Лежа в полузабытьи, опутанная собственными волосами, Роза снова начисто забыла об Анетте.

Глава 6

Роза вошла в парадную дверь дома в Пимлико. Там всегда была открыто. Она торопливо поднялась по ступенькам и, не постучав, вошла в комнату.

Ян, балансируя, лежал на железной перекладине.

– Так делают факиры, – разъяснил он. – Именно так. Лежат годами. Разве нет? И через это познают Бога.

– Я не верю, – ответила Роза. – То есть, что познают Бога, не верю.

Роза украдкой взглянула на углубление в стене.
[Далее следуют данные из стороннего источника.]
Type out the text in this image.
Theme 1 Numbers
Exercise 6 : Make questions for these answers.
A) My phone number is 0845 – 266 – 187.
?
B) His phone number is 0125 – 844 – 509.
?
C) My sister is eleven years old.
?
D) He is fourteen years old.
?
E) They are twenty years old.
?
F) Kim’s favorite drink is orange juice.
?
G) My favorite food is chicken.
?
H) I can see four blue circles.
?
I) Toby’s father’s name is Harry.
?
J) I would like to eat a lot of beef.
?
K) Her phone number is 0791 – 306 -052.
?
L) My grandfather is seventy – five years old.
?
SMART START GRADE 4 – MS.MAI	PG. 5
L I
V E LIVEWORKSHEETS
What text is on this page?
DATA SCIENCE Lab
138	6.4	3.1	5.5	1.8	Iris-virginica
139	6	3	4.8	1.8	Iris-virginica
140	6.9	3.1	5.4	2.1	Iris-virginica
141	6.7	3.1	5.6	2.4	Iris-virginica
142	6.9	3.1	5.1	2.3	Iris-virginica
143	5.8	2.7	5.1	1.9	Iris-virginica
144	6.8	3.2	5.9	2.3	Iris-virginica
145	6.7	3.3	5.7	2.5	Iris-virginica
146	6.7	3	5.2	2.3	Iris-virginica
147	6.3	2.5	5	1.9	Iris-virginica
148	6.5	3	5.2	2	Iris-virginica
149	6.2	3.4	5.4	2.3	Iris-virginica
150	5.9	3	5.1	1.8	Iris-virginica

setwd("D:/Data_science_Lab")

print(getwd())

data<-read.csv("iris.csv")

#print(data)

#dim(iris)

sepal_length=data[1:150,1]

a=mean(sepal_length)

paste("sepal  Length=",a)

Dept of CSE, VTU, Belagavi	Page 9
Старуха лежала в своем алькове как обычно, и глаза ее были устремлены в сторону Розы, как глаза статуи. «Добрый вечер», – поздоровалась Роза как всегда, но как всегда не получила ответа.

В глубине комнаты Стефан возился со странным приспособлением, сделанным из полосок металла и веревок.

– Что это? – удивилась Роза.

– Машина для тренажа, – объяснил Стефан. – Мы сами ее собрали. Увидели в одном магазине и сделали вид, что хотим купить. А сами начали внимательно рассматривать, а потом сделали у себя. Металлические полоски нашли на фабрике. Разумно, правда?

Стефан сел, обмотался веревками и принялся энергично двигаться, наклоняясь и выпрямляясь, словно в руках у него были весла.

– Сумасшедший! – рассмеялась Роза.

– Но так мы становимся сильными, – поднявшись, сказал Стефан. – Самыми сильными. Если один из нас силен, то мы как король. А если оба сильны, то как император.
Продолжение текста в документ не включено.